His account, along with the description from a witness to Gary Morris’s disappearance, allowed Toronto Star artist Walter Ball to sketch the suspect, leading police to question 300 look-alikes at city schools.
After four constables remembered an incident the previous June in which they found Woodcock with a missing girl, detectives were able to match his bike tires with imprints in the snow at the crime scene. The 17-year-old Grade 11 student was charged with Carole’s murder.
Although he confessed to all three killings, Woodcock was only tried for one. It took the jury two hours to find him not guilty by reason of insanity.

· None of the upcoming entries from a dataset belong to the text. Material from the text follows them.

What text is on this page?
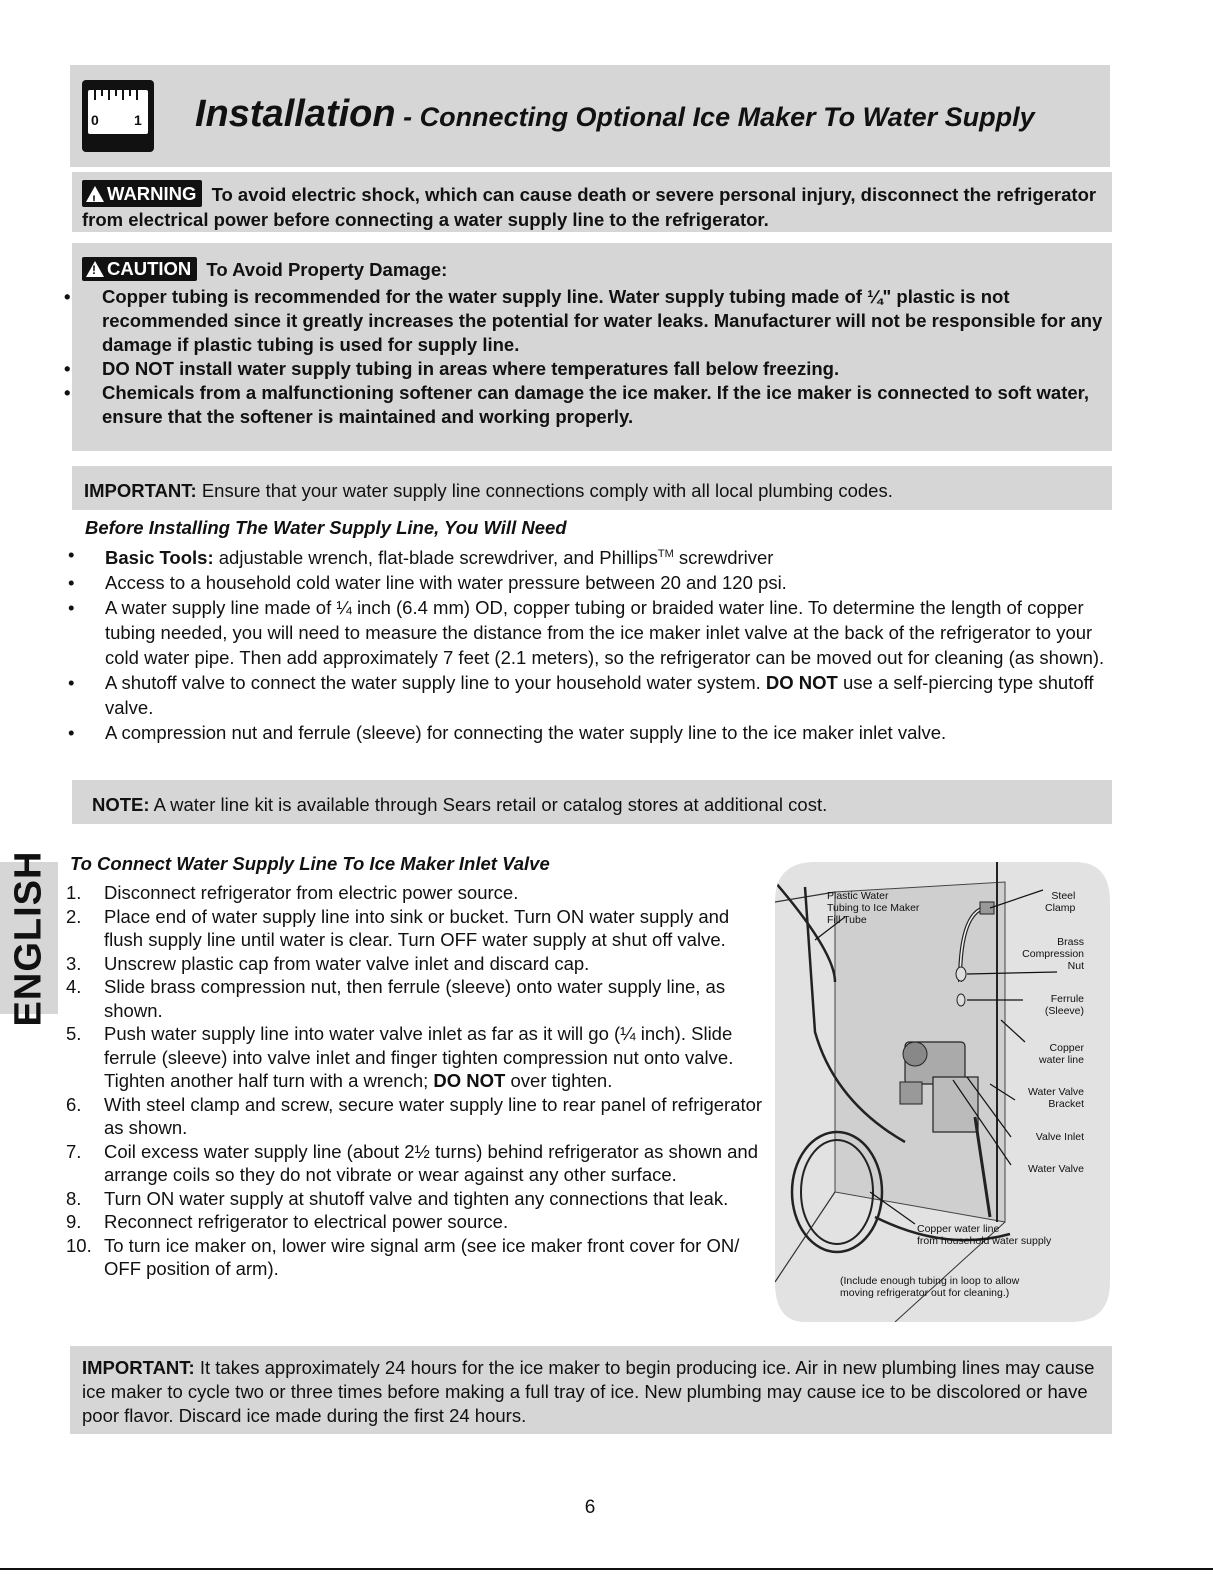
0	1 Installation - Connecting Optional Ice Maker To Water Supply

!WARNING To avoid electric shock, which can cause death or severe personal injury, disconnect the refrigerator from electrical power before connecting a water supply line to the refrigerator.

!CAUTION To Avoid Property Damage:
• Copper tubing is recommended for the water supply line. Water supply tubing made of ¼" plastic is not recommended since it greatly increases the potential for water leaks. Manufacturer will not be responsible for any damage if plastic tubing is used for supply line.
• DO NOT install water supply tubing in areas where temperatures fall below freezing.
• Chemicals from a malfunctioning softener can damage the ice maker. If the ice maker is connected to soft water, ensure that the softener is maintained and working properly.

IMPORTANT: Ensure that your water supply line connections comply with all local plumbing codes.

Before Installing The Water Supply Line, You Will Need
• Basic Tools: adjustable wrench, flat-blade screwdriver, and Phillips™ screwdriver
• Access to a household cold water line with water pressure between 20 and 120 psi.
• A water supply line made of ¼ inch (6.4 mm) OD, copper tubing or braided water line. To determine the length of copper tubing needed, you will need to measure the distance from the ice maker inlet valve at the back of the refrigerator to your cold water pipe. Then add approximately 7 feet (2.1 meters), so the refrigerator can be moved out for cleaning (as shown).
• A shutoff valve to connect the water supply line to your household water system. DO NOT use a self-piercing type shutoff valve.
• A compression nut and ferrule (sleeve) for connecting the water supply line to the ice maker inlet valve.

NOTE: A water line kit is available through Sears retail or catalog stores at additional cost.

ENGLISH To Connect Water Supply Line To Ice Maker Inlet Valve
1.	Disconnect refrigerator from electric power source.
2.	Place end of water supply line into sink or bucket. Turn ON water supply and flush supply line until water is clear. Turn OFF water supply at shut off valve.
3.	Unscrew plastic cap from water valve inlet and discard cap.
4.	Slide brass compression nut, then ferrule (sleeve) onto water supply line, as shown.
5.	Push water supply line into water valve inlet as far as it will go (¼ inch). Slide ferrule (sleeve) into valve inlet and finger tighten compression nut onto valve. Tighten another half turn with a wrench; DO NOT over tighten.
6.	With steel clamp and screw, secure water supply line to rear panel of refrigerator as shown.
7.	Coil excess water supply line (about 2½ turns) behind refrigerator as shown and arrange coils so they do not vibrate or wear against any other surface.
8.	Turn ON water supply at shutoff valve and tighten any connections that leak.
9.	Reconnect refrigerator to electrical power source.
10. To turn ice maker on, lower wire signal arm (see ice maker front cover for ON/ OFF position of arm).
Plastic Water
Tubing to Ice Maker
Fill Tube
Steel
Clamp
Brass
Compression
Nut
Ferrule
(Sleeve)
Copper
water line
Water Valve
Bracket
Valve Inlet
Water Valve
Copper water line
from household water supply
(Include enough tubing in loop to allow
moving refrigerator out for cleaning.)

IMPORTANT: It takes approximately 24 hours for the ice maker to begin producing ice. Air in new plumbing lines may cause ice maker to cycle two or three times before making a full tray of ice. New plumbing may cause ice to be discolored or have poor flavor. Discard ice made during the first 24 hours.

6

Sent to a series of psychiatric hospitals, he was studied, analyzed and used as a guinea pig for experimental treatment of psychopathic criminals. He was pumped with LSD and other mind-altering drugs, and put in a dark, artificial womb for days, according to Bourrie. But nothing cured the madman, who legally changed his name to David Michael Krueger.
In 1991, he was allowed out of Brockville Psychiatric Hospital on a day pass with a former patient and convicted killer as his escort. The two men lured another inmate to the woods where they butchered and mutilated him. Woodcock then turned himself in to police.
In interviews with Bourrie, he blamed his “alien self” for his ghastly crimes, recalling that he was “extremely angry” as a teen. He revealed another side when he related a cartoon version of Hansel and Gretel in which the witch consulted cookbooks to prepare the caged kids.
“Only someone like me could appreciate the humour in that cartoon,” Woodcock stated.
He died in the Penetanguishene Mental Health Centre in 2010 at the age of 71. He had spent 53 years in custody.